I have heard people say that cats can be rather dim; that they exist solely to be petted and loved. These people do not know cats. At all.
Friends, if you listen to only one thing I say, let it be this singular truth: Fickle is the mind of the feline.
I mean, like, really, really fickle.
We have this cat, Anna. She is furry, and loving. And old. She is 15 1/2 years old, which sets all sorts of records for longevity of cat-life at our house. So we're in new territory here with her.
We have her on the Senior Plus sort of food, which is supposed to have all the goodies that older cats need to have all types of healthiness heaped upon them. And it's not cheap. Nope. This stuff is pricey. But hey, what are you gonna do, right?
So we put it out for her, every single day.
And she turns her nose up at it. Every single day.
She wants canned food.
She yowls when she doesn't get canned food.
I admit I've indulged her, figuring there is certain amount of entitlement that should be rewarded to a cat who has seen our household flip flop from Pet-Centric to Kid-Centric; from the evening brushing sessions on the couch, to continual attacks and tail-tugging by little ones; from the playful pursuit of a younger kitten chasing her, to the all out stampede of 4 feet in a full-on run in her direction. In this golden season of her life, if she wants canned food, she shall have canned food. Job well done, Kiddo.

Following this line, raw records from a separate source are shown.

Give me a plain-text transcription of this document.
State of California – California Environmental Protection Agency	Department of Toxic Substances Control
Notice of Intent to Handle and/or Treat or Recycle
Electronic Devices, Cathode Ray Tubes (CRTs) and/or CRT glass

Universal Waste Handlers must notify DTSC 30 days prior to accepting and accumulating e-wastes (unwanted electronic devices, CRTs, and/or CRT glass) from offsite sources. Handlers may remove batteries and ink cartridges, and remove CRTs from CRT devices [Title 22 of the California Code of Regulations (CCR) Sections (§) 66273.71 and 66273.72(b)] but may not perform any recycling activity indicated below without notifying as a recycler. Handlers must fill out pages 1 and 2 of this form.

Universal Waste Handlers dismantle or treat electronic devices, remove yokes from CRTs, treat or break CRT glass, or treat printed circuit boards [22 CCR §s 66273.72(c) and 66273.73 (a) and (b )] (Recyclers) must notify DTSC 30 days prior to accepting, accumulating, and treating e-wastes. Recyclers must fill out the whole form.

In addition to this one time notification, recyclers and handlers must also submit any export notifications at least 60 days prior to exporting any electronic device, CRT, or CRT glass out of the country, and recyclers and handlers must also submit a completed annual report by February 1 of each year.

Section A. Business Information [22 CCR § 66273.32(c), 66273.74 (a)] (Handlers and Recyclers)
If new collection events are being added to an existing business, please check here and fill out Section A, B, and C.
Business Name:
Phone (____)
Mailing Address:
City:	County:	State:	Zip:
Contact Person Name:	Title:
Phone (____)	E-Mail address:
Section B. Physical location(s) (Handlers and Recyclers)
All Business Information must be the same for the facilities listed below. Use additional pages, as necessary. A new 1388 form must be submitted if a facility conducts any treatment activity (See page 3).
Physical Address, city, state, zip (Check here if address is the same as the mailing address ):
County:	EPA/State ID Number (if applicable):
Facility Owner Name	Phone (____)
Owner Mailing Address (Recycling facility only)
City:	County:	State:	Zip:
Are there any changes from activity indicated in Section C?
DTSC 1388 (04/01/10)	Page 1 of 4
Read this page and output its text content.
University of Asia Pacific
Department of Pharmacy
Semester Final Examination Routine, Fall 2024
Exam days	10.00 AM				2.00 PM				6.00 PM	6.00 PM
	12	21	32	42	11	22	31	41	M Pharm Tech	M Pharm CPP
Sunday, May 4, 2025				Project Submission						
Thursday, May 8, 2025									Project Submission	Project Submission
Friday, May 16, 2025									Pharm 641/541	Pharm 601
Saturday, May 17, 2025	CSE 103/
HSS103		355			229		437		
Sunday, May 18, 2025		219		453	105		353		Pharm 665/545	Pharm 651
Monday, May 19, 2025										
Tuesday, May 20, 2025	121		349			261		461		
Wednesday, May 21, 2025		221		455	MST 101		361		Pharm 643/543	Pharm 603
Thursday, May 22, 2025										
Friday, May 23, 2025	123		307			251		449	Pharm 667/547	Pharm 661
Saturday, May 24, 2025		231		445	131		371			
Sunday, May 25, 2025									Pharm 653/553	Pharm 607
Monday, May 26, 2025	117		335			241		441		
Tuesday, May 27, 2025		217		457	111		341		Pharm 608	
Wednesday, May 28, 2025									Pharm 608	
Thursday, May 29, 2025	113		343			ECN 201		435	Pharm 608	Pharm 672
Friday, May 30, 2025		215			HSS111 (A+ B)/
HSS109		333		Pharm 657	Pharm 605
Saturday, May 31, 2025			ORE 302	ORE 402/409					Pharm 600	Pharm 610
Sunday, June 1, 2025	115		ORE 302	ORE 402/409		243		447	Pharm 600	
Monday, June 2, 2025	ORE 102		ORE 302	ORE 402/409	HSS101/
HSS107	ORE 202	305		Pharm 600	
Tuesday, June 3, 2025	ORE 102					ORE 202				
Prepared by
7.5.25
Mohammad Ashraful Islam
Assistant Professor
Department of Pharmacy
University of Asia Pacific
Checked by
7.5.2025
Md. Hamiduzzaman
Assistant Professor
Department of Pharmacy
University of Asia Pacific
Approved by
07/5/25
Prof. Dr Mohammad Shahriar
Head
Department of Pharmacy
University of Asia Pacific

Every morning I put a can out for her and she happily dives in.
Every morning, except today.
Today was one of those days where I had 4 million individual things to do, and less than 5 minutes to complete each one. Our day began early and was scheduled to be full. I had to hurry; I needed more time. Something had to be skipped for sanity's sake. I can only do so much.
So I skipped putting out the can of food. She yowled her disappointment at me when she didn't see me set it out. I looked at her and said, "Go eat your dry food. Can food later." And then I rushed out the door, but just as I was leaving I could almost swear to you that I saw her squint at me. Narrow her eyes in a look that clearly conveyed calculations were being made. Plots were being created. Retribution being mapped out.
But I had to leave. No time to worry about it. I'll deal with it late, I mentally declared.
Later is now, my friends.
After a full day of being gone, I returned home ready to get back into the school lessons we had prepared to work on. Everything was all laid out: pencil boxes, books, work pages. Everything was at the ready for our return, so we could just jump right into what needed done.
Perhaps you have a thought of where this tale is going; perchance the mention of an angry cat and set up table put you in the frame of mind of what took place. And you'd be half right.
I say "half" because despite the fact that the entire table was set and ready for school, the only damage done to anything was done solely on MY half. Mine alone.
Anna had jumped up and shredded this week's pages of my Lesson Plan Book. Ripped it up. Anywhere not chewed had tooth-stab wounds through it. She completely ripped out Monday's Language Arts sections, in fact. And Friday's History lesson will be, well, a mystery, for me until I go back and check the book again because she annihilated that box as well. To further her vengeance and drive her message home, she found my sheet of award stickers, which I give out for a Job Well Done, and somehow managed to get the sheet crumpled up into a ball riddled with tooth punctures.
Her message was clear: Job NOT Well Done for me.
Nope. Not well at all.
She didn't touch anything on the girls' side. Dan had papers out and she didn't touch those. Just my stuff. Me. Bullseye.
Touche, ma chat. Touche.
I've heard it said by others that cats are not thoughtful creatures.
Clearly, those who think that have never had a cat.